If you have a Xbox One or PS4 console, you can burn your movies onto a Blu-ray disc and play them directly.
Just like dual layer DVDs, these Blu-ray discs could hold double the amount of data as regular discs or 50 GB in this case. In 2010, BD-XL discs were announced and they come in two flavors: triple layer (TL) and quadruple layer (QL). That’s because these new 4K TVs will support high dynamic range, which allows them to show more colors, more details, and better highlights. However, according to the people who have seen it, 4K with high dynamic range makes a significant difference over 1080p, whereas a lot of people say that it’s hard to see the difference between a current 4K set and 1080p, especially on TVs less than 65 inches in size. For most people, it’ll apply to their movies and TV sets, but also for those who own Blu-ray disc drives on their computers. Qua to qua ngon qua dam; ?nh sex khoe ng?c kh?ng c?a Trang Cac Ch G?p Nu Ph?m co gi c?n n?i ham mu?n day. Samsung said Wednesday that two color laser printers with near-field communication would be available in the U.S. Paper handling includes a 150-sheet input tray and a 50-sheet output traya€”best suited for low-volume use, in other words.
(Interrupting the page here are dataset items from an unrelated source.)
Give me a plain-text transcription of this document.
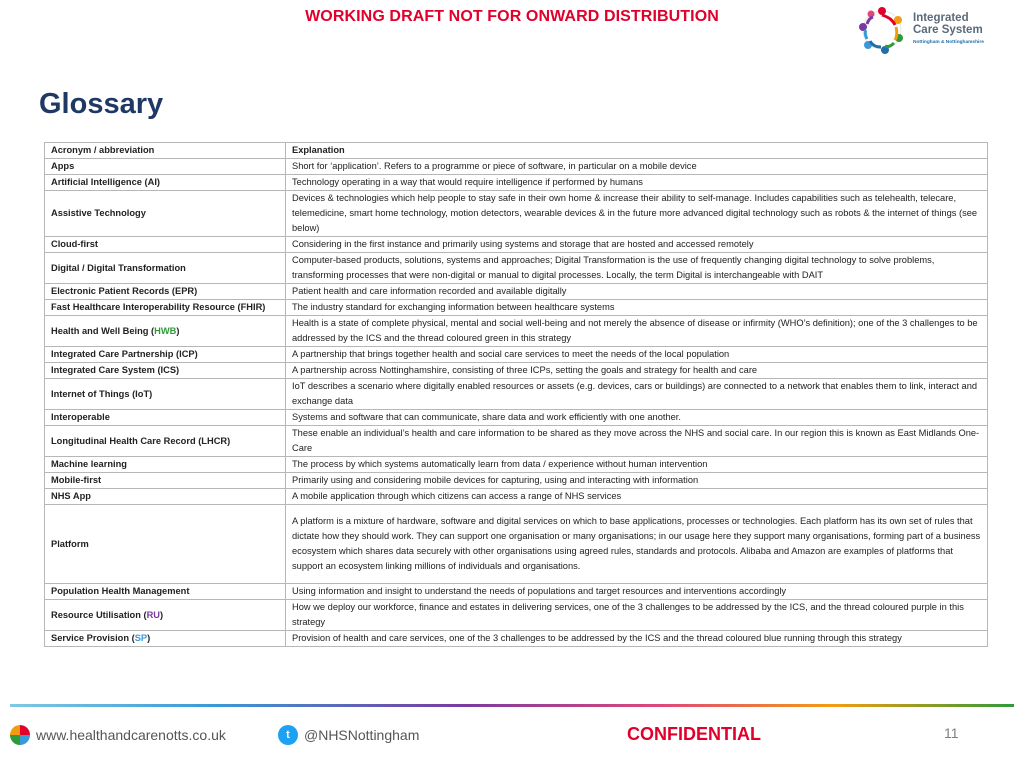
WORKING DRAFT NOT FOR ONWARD DISTRIBUTION	Integrated
Care System
Nottingham & Nottinghamshire
Glossary
Acronym / abbreviation	Explanation
Apps	Short for ‘application’. Refers to a programme or piece of software, in particular on a mobile device
Artificial Intelligence (AI)	Technology operating in a way that would require intelligence if performed by humans
Assistive Technology	Devices & technologies which help people to stay safe in their own home & increase their ability to self-manage. Includes capabilities such as telehealth, telecare, telemedicine, smart home technology, motion detectors, wearable devices & in the future more advanced digital technology such as robots & the internet of things (see below)
Cloud-first	Considering in the first instance and primarily using systems and storage that are hosted and accessed remotely
Digital / Digital Transformation	Computer-based products, solutions, systems and approaches; Digital Transformation is the use of frequently changing digital technology to solve problems, transforming processes that were non-digital or manual to digital processes. Locally, the term Digital is interchangeable with DAIT
Electronic Patient Records (EPR)	Patient health and care information recorded and available digitally
Fast Healthcare Interoperability Resource (FHIR)	The industry standard for exchanging information between healthcare systems
Health and Well Being (HWB)	Health is a state of complete physical, mental and social well-being and not merely the absence of disease or infirmity (WHO’s definition); one of the 3 challenges to be addressed by the ICS and the thread coloured green in this strategy
Integrated Care Partnership (ICP)	A partnership that brings together health and social care services to meet the needs of the local population
Integrated Care System (ICS)	A partnership across Nottinghamshire, consisting of three ICPs, setting the goals and strategy for health and care
Internet of Things (IoT)	IoT describes a scenario where digitally enabled resources or assets (e.g. devices, cars or buildings) are connected to a network that enables them to link, interact and exchange data
Interoperable	Systems and software that can communicate, share data and work efficiently with one another.
Longitudinal Health Care Record (LHCR)	These enable an individual’s health and care information to be shared as they move across the NHS and social care. In our region this is known as East Midlands One-Care
Machine learning	The process by which systems automatically learn from data / experience without human intervention
Mobile-first	Primarily using and considering mobile devices for capturing, using and interacting with information
NHS App	A mobile application through which citizens can access a range of NHS services
Platform	A platform is a mixture of hardware, software and digital services on which to base applications, processes or technologies. Each platform has its own set of rules that dictate how they should work. They can support one organisation or many organisations; in our usage here they support many organisations, forming part of a business ecosystem which shares data securely with other organisations using agreed rules, standards and protocols. Alibaba and Amazon are examples of platforms that support an ecosystem linking millions of individuals and organisations.
Population Health Management	Using information and insight to understand the needs of populations and target resources and interventions accordingly
Resource Utilisation (RU)	How we deploy our workforce, finance and estates in delivering services, one of the 3 challenges to be addressed by the ICS, and the thread coloured purple in this strategy
Service Provision (SP)	Provision of health and care services, one of the 3 challenges to be addressed by the ICS and the thread coloured blue running through this strategy
www.healthandcarenotts.co.uk	t	@NHSNottingham	CONFIDENTIAL	11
The printers ship with starter-size cartridges that last for just 700 pages (black) and 500 pages (each color).
They’re managed by storage security professionals, and are generally kept in data centres with backups and redundancies. There’s also the offline support on mobile devices, which lets you flag favourites to be accessible when you’re not connected. This way, accidentally deleting files from the Bitcasa drive won’t cause any damage to your PC. That worked great and I still do that, but one of my external hard drives failed and I lost a lot of video. It’s just another way to keep your data backed up in case of hard drive crashes, which still happen more often than you would think. This is actually a lot easier than trying to stream your content from your computer or NAS to your HDTV, which requires a gigabit connection between all your devices. I graduated from Emory University in Atlanta, GA in 2002 with a degree in Computer Science and Mathematics. We just linked the file or embed from Youtube then display them here to make visitor easy to find it. NFC is supposed to make it easier for that print to happen through a simple touch, though therea€™s also an app involved, of course. Adding NFC helps them keep pace, just as they all had to jump onto cloud printing a couple of years ago. If you spend a little more (around $110), you can get an external Blu-ray burner that supports BD-XL discs, which go up to a whopping 128 GBs.
Storing all that data in the cloud was too expensive and slow, so I started burning Blu-ray discs. The C460FW MFP is based on the same engine but adds a scanner and automatic document feeder for copy, scan, and fax functions. A home or small-office user is assumed to print at fairly low volumes, so it may take a while even to get through those starter cartridges.
For the moment, it's a differentiator for these printers, but the truth is that unless near-field communication pops up in more productsa€”and more services, it's not going to get very far.
But once you do, dona€™t be surprised if the replacement cartridges have high costs per page.